Tuesday, 18 July 2023

A FAURE FETE / AN EVENING WITH CHELSEA GUO / Review



 


YOUTH & SERENITY: 

A FAURE FETE

The Music Circle

TMC Studio, Queen’s Road

Saturday (15 July 2023)

 

AN EVENING 

WITH CHELSEA GUO

Chelsea Guo (Piano & Voice)

School of The Arts Concert Hall

Sunday (16 July 2023)


This review was published in The Straits Times on 19 July 2023 with the title "Engaging chamber concert and unusual piano-vocal recital at two weekend shows".

  

Two unusually different musical events took place last weekend, a chamber concert and a piano/vocal recital. The first saw about 50 people, including many children, packed within a cosy studio in The Music Circle’s school premises at Queen’s Road.

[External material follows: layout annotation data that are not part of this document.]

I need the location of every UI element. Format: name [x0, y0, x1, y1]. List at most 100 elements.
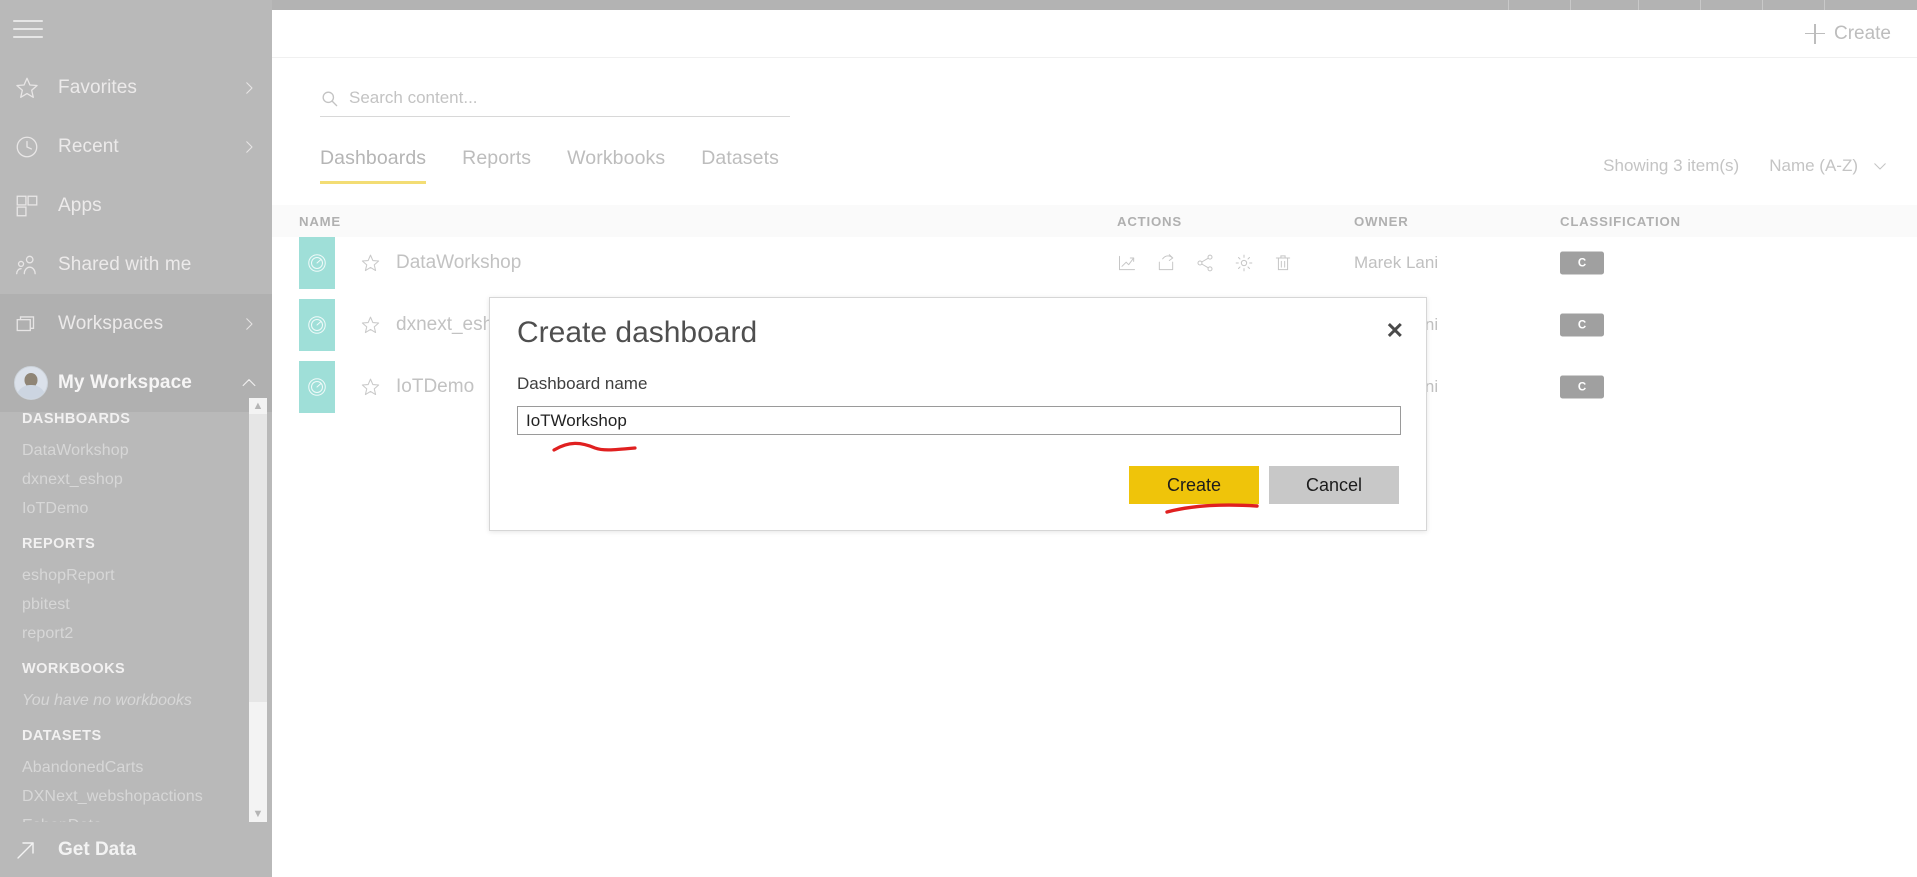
clock-icon: [14, 134, 58, 160]
create-top-label: Create: [1833, 22, 1891, 44]
classification-cell: C: [1560, 375, 1604, 399]
my-workspace-label: My Workspace: [58, 371, 192, 393]
dataset-link[interactable]: AbandonedCarts: [22, 753, 272, 782]
sidebar-item-workspaces[interactable]: Workspaces: [0, 294, 272, 353]
star-outline-icon[interactable]: [360, 253, 381, 274]
cancel-button[interactable]: Cancel: [1269, 466, 1399, 504]
tab-workbooks[interactable]: Workbooks: [567, 147, 665, 184]
dashboard-name-label: Dashboard name: [517, 374, 648, 393]
share-nodes-icon[interactable]: [1195, 253, 1215, 273]
chevron-right-icon[interactable]: [226, 79, 272, 97]
chevron-up-icon[interactable]: [226, 373, 272, 393]
create-dashboard-dialog: Create dashboard ✕ Dashboard name Create…: [489, 297, 1427, 531]
tab-divider: [1508, 0, 1509, 10]
star-outline-icon[interactable]: [360, 315, 381, 336]
workspace-group-workbooks: WORKBOOKS You have no workbooks: [0, 661, 272, 715]
app-root: Favorites Recent Apps Shared with me Wor…: [0, 0, 1917, 877]
dataset-link[interactable]: EshopData: [22, 811, 272, 822]
sidebar-item-favorites[interactable]: Favorites: [0, 58, 272, 117]
shared-people-icon: [14, 252, 58, 278]
chevron-right-icon[interactable]: [226, 315, 272, 333]
search-icon: [320, 89, 339, 108]
classification-cell: C: [1560, 251, 1604, 275]
group-title: REPORTS: [22, 536, 96, 552]
workspaces-icon: [14, 311, 58, 337]
group-title: DASHBOARDS: [22, 411, 131, 427]
group-title: DATASETS: [22, 728, 102, 744]
create-button[interactable]: Create: [1129, 466, 1259, 504]
report-link[interactable]: eshopReport: [22, 561, 272, 590]
chevron-right-icon[interactable]: [226, 138, 272, 156]
tab-dashboards[interactable]: Dashboards: [320, 147, 427, 184]
dashboard-name[interactable]: IoTDemo: [396, 376, 474, 398]
tab-divider: [1700, 0, 1701, 10]
get-data-button[interactable]: Get Data: [0, 822, 272, 877]
list-meta: Showing 3 item(s) Name (A-Z): [1603, 156, 1889, 176]
sidebar-item-shared-with-me[interactable]: Shared with me: [0, 235, 272, 294]
gear-icon[interactable]: [1234, 253, 1254, 273]
trash-icon[interactable]: [1273, 253, 1293, 273]
dashboard-link[interactable]: dxnext_eshop: [22, 465, 272, 494]
tab-divider: [1638, 0, 1639, 10]
sidebar-item-apps[interactable]: Apps: [0, 176, 272, 235]
scroll-up-arrow-icon[interactable]: ▲: [249, 398, 267, 414]
sidebar-item-label: Shared with me: [58, 253, 192, 275]
workspace-group-datasets: DATASETS AbandonedCarts DXNext_webshopac…: [0, 728, 272, 822]
tab-reports[interactable]: Reports: [462, 147, 531, 184]
tab-divider: [1824, 0, 1825, 10]
table-header: NAME ACTIONS OWNER CLASSIFICATION: [272, 205, 1917, 237]
star-icon: [14, 75, 58, 101]
arrow-up-right-icon: [14, 838, 58, 862]
dashboard-link[interactable]: IoTDemo: [22, 494, 272, 523]
dashboard-name[interactable]: DataWorkshop: [396, 252, 521, 274]
sidebar-item-label: Apps: [58, 194, 102, 216]
export-icon[interactable]: [1156, 253, 1176, 273]
sidebar-item-label: Recent: [58, 135, 119, 157]
sidebar-item-recent[interactable]: Recent: [0, 117, 272, 176]
column-header-actions: ACTIONS: [1117, 213, 1182, 229]
report-link[interactable]: pbitest: [22, 590, 272, 619]
column-header-owner: OWNER: [1354, 213, 1409, 229]
sort-control[interactable]: Name (A-Z): [1769, 156, 1889, 176]
dialog-title: Create dashboard: [517, 316, 758, 349]
tab-divider: [1570, 0, 1571, 10]
star-outline-icon[interactable]: [360, 377, 381, 398]
workspace-group-reports: REPORTS eshopReport pbitest report2: [0, 536, 272, 648]
dataset-link[interactable]: DXNext_webshopactions: [22, 782, 272, 811]
close-icon[interactable]: ✕: [1386, 320, 1404, 342]
status-badge: C: [1560, 251, 1604, 275]
content-tabs: Dashboards Reports Workbooks Datasets: [320, 147, 779, 184]
workspace-content-list: DASHBOARDS DataWorkshop dxnext_eshop IoT…: [0, 398, 272, 822]
search-input[interactable]: Search content...: [349, 88, 478, 108]
dashboard-name-input[interactable]: [517, 406, 1401, 435]
column-header-classification: CLASSIFICATION: [1560, 213, 1681, 229]
content-topbar: Create: [272, 10, 1917, 58]
hamburger-icon[interactable]: [13, 20, 43, 38]
workbooks-empty-text: You have no workbooks: [22, 692, 192, 709]
showing-count: Showing 3 item(s): [1603, 156, 1740, 175]
table-row[interactable]: DataWorkshop Marek Lani C: [272, 237, 1917, 289]
left-sidebar: Favorites Recent Apps Shared with me Wor…: [0, 0, 272, 877]
plus-icon: [1804, 23, 1825, 44]
tab-datasets[interactable]: Datasets: [701, 147, 779, 184]
browser-tab-strip: [0, 0, 1917, 10]
row-actions: [1117, 253, 1293, 273]
scroll-down-arrow-icon[interactable]: ▼: [249, 806, 267, 822]
group-title: WORKBOOKS: [22, 661, 126, 677]
sort-label: Name (A-Z): [1769, 156, 1858, 175]
line-chart-icon[interactable]: [1117, 253, 1137, 273]
column-header-name: NAME: [299, 213, 342, 229]
dashboard-link[interactable]: DataWorkshop: [22, 436, 272, 465]
search-bar[interactable]: Search content...: [320, 88, 790, 117]
tab-divider: [1762, 0, 1763, 10]
get-data-label: Get Data: [58, 838, 137, 860]
scrollbar-thumb[interactable]: [249, 414, 267, 702]
create-button-top[interactable]: Create: [1804, 22, 1891, 45]
report-link[interactable]: report2: [22, 619, 272, 648]
status-badge: C: [1560, 313, 1604, 337]
sidebar-scrollbar[interactable]: ▲ ▼: [249, 398, 267, 822]
sidebar-item-label: Workspaces: [58, 312, 164, 334]
chevron-down-icon[interactable]: [1871, 157, 1889, 175]
gauge-icon: [299, 361, 335, 413]
sidebar-item-label: Favorites: [58, 76, 138, 98]
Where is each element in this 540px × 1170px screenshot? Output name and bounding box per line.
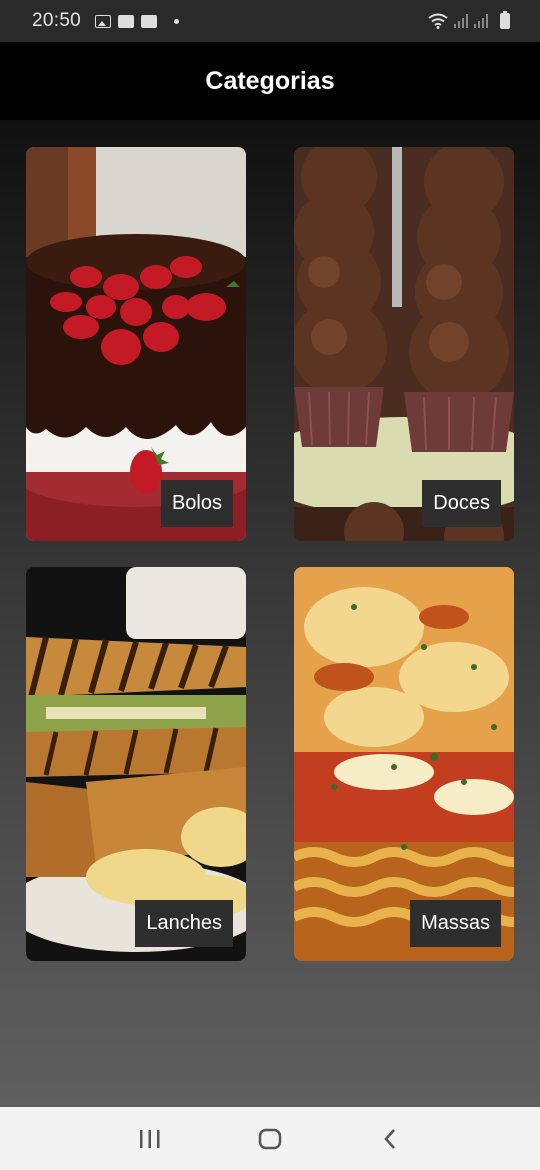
status-bar: 20:50 xyxy=(0,0,540,42)
category-grid: Bolos Doces Lanches Massas xyxy=(0,120,540,1107)
home-button[interactable] xyxy=(240,1114,300,1164)
category-label-bolos: Bolos xyxy=(160,480,233,527)
recent-apps-icon xyxy=(140,1129,160,1148)
voicemail-icon xyxy=(141,14,158,28)
category-label-doces: Doces xyxy=(422,480,501,527)
back-button[interactable] xyxy=(360,1114,420,1164)
status-time: 20:50 xyxy=(32,10,82,31)
dot-icon xyxy=(174,18,180,24)
category-card-massas[interactable]: Massas xyxy=(294,567,514,961)
category-card-lanches[interactable]: Lanches xyxy=(26,567,246,961)
wifi-icon xyxy=(428,13,448,29)
back-icon xyxy=(384,1128,395,1149)
signal-icon xyxy=(454,14,468,28)
signal-icon xyxy=(474,14,488,28)
category-card-doces[interactable]: Doces xyxy=(294,147,514,541)
app-bar: Categorias xyxy=(0,42,540,120)
battery-icon xyxy=(500,11,510,29)
category-label-lanches: Lanches xyxy=(135,900,233,947)
voicemail-icon xyxy=(118,14,135,28)
category-card-bolos[interactable]: Bolos xyxy=(26,147,246,541)
page-title: Categorias xyxy=(205,66,335,95)
system-icons xyxy=(428,11,510,29)
home-icon xyxy=(258,1128,282,1149)
recent-apps-button[interactable] xyxy=(120,1114,180,1164)
navigation-bar xyxy=(0,1107,540,1170)
notification-icons xyxy=(95,14,180,28)
category-label-massas: Massas xyxy=(410,900,501,947)
image-icon xyxy=(95,14,112,28)
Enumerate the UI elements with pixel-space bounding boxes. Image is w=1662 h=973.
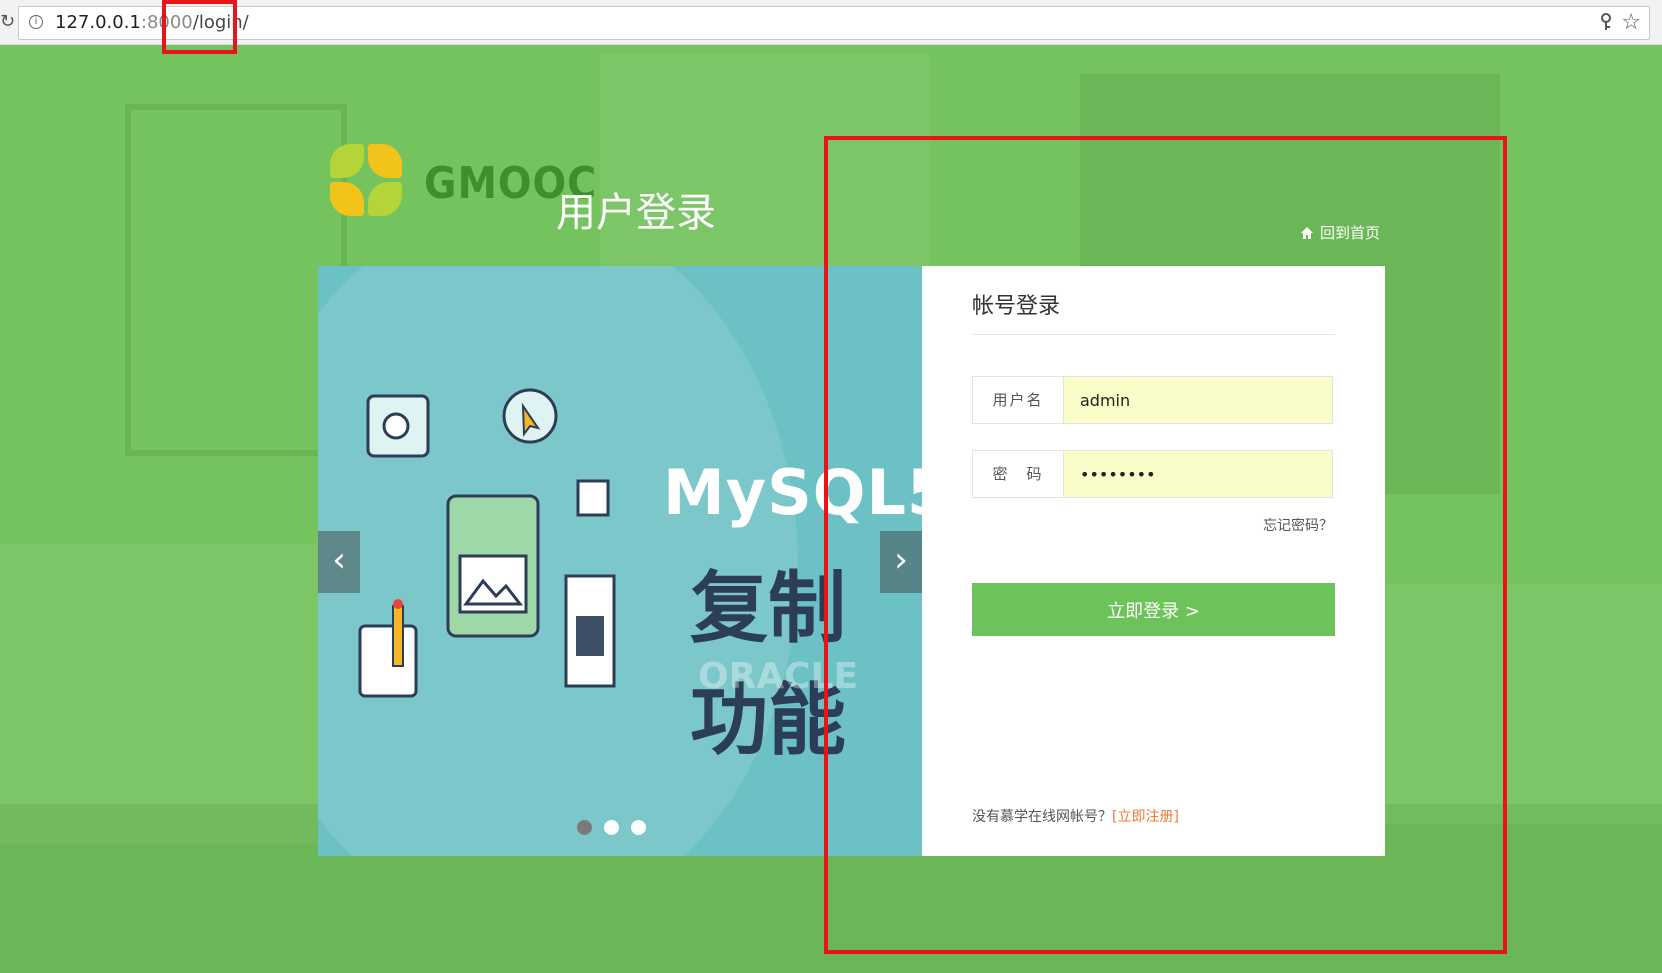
carousel-dot[interactable] bbox=[631, 820, 646, 835]
bookmark-star-icon[interactable]: ☆ bbox=[1621, 10, 1641, 35]
logo-petal bbox=[330, 144, 364, 178]
slide-illustration bbox=[358, 388, 616, 698]
annotation-highlight-login-panel bbox=[824, 136, 1507, 954]
background-frame bbox=[125, 104, 347, 456]
key-icon-shape bbox=[1601, 13, 1611, 30]
page-title: 用户登录 bbox=[556, 190, 716, 236]
info-icon[interactable]: i bbox=[29, 15, 43, 29]
carousel-indicators bbox=[577, 820, 646, 835]
logo-petal bbox=[368, 144, 402, 178]
address-bar[interactable]: i 127.0.0.1:8000/login/ ☆ bbox=[18, 6, 1650, 40]
carousel-dot[interactable] bbox=[577, 820, 592, 835]
gmooc-logo[interactable] bbox=[330, 144, 402, 216]
url-host: 127.0.0.1 bbox=[55, 12, 141, 33]
logo-petal bbox=[330, 182, 364, 216]
key-icon[interactable] bbox=[1599, 13, 1613, 35]
browser-toolbar: ↻ i 127.0.0.1:8000/login/ ☆ bbox=[0, 0, 1662, 45]
background-sofa bbox=[0, 544, 320, 844]
reload-icon[interactable]: ↻ bbox=[0, 10, 15, 34]
carousel-prev-button[interactable]: ‹ bbox=[318, 531, 360, 593]
carousel-dot[interactable] bbox=[604, 820, 619, 835]
logo-petal bbox=[368, 182, 402, 216]
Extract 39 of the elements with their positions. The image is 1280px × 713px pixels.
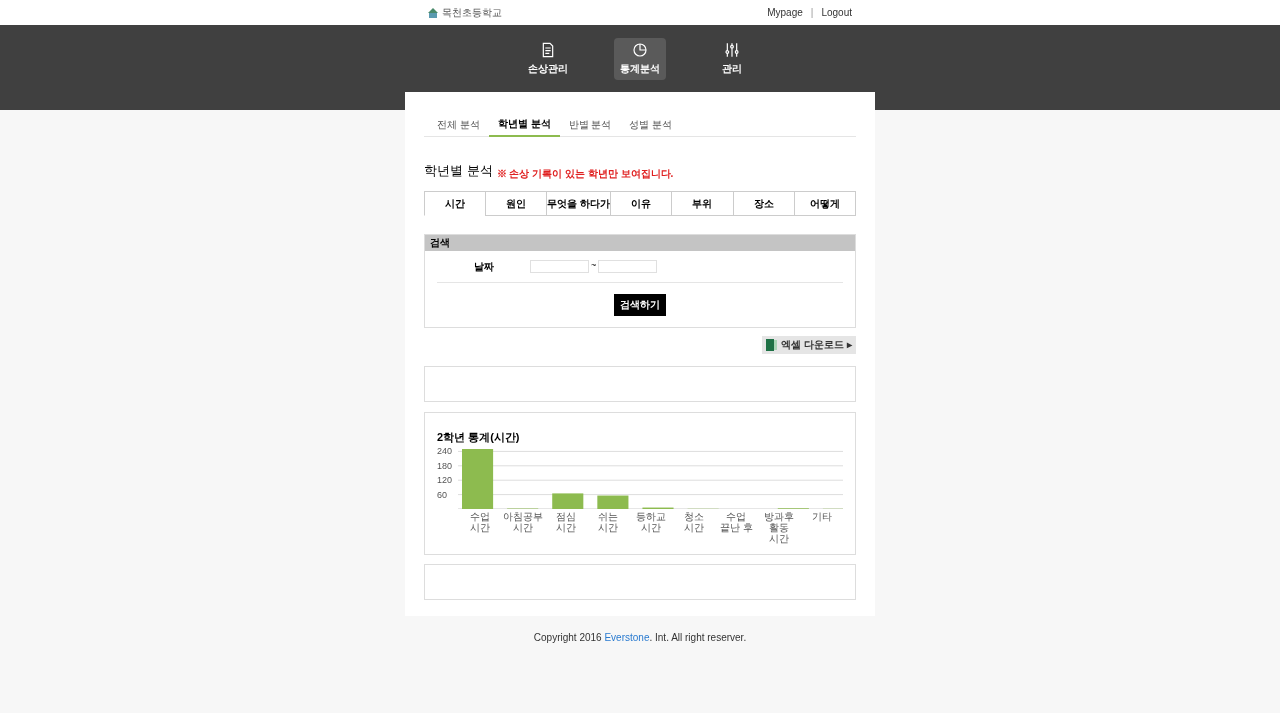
copyright-text: Copyright 2016 Everstone. Int. All right reserver.: [533, 631, 747, 645]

This was an interactional concert meant to introduce young people (and their parents) to the joy of chamber music performance.



 

On show was a rare airing of late Romantic Frenchman Gabriel Fauré’s autumnal Piano Quintet No.2 in C minor (Op.115) performed by some of Singapore’s finest chamber musicians - pianist Cherie Khor, violinists Tang Tee Tong and Clarissa Lim, violist Christoven Tan and cellist Leslie Tan. Presenter Moegi Amano, a pianist herself, gave a short spiel on impressionism and Faure’s life history.



 

Strictly speaking, Fauré was not classed as an impressionist composer like Debussy or Ravel, but his more traditional music still provided instances where imaginations were allowed to run freely. As youngsters was busily colouring pictures of Eiffel Tower or pasting paper strips, the quintet performed as they would in a serious concert. In the flighty second movement, the audience was suggested to visualise children playing in a park, while the stillness of the slow movement reminded them of a peaceful river scene.

 


Applause between movements was not discouraged and all through this rarefied and sometimes austere music, many moments of beauty were illuminated, with listeners kept attentive and enraptured. Musical outreach has seldom been this engaging or unstuffy, and more schools are encouraged to win more followers to classical music by pursuing such persuasive means.   

 




Photo: Aceolution


The second concert featured one artist in dual roles of pianist and singer. While this is a given in pop music and jazz, it is virtually unheard of in classical music. Enter American-Chinese pianist and soprano Chelsea Guo, an undergraduate at New York’s Juilliard School, whose delightful programme centred on the love triangle of Robert Schumann, his wife Clara, and their friend Johannes Brahms.

 



The recital’s first half was all piano, opening with Robert’s Kinderszenen (Scenes From Childhood), musings on juvenile memories rather than didactic pieces for children. Innocence and simplicity were well brought out, the popular Traumerei (Dreaming) and the closing Der Dichter Spricht (The Poet Speaks) being particularly poignant.

 

Photo: Aceolution


Two contrasting Romances, Clara’s Op.21 No.1 and Robert’s Op.28 No.2, confirmed that she was no less of a serious composer than her husband. Brahms’ youthful Variations on an Original Theme (Op.21 No.1) provided the most technically challenging moments for the fingers but Guo prevailed.

 

 

The second half was all vocal, with Guo multi-tasking by being her own collaborative pianist. In Mir Klingt Ein Lied (In Me Sings A Song) is based on the melody of Chopin’s Tristesse Etude (Op.10 No.3) with the difficult bits left out, a mellifluous prelude to three songs by Clara which revealed far more of Guo’s art as interpreter. Her German was idiomatic, her tone pure but resolute, paving the way for Robert’s song cycle Frauenliebe und Leben (Woman’s Love and Life).

 


The words by Adelbert von Chamisso seem to modern sensibilities anachronistic and misogynist, that a woman is forever in the thrall of her man. It thus worked best just to pay attention to the music, and Guo expressed in its eight songs a wealth of emotion and colour, her voice never overshadowed by the piano’s rich details and textures. 


The recital closed with Robert’s Du Meine Seele (You My Soul), better known as Widmung (Dedication) written for Clara as a wedding gift, in the showy transcription by Franz Liszt. That heartrending romp and the Chinese song Molihua as encore brought down the house.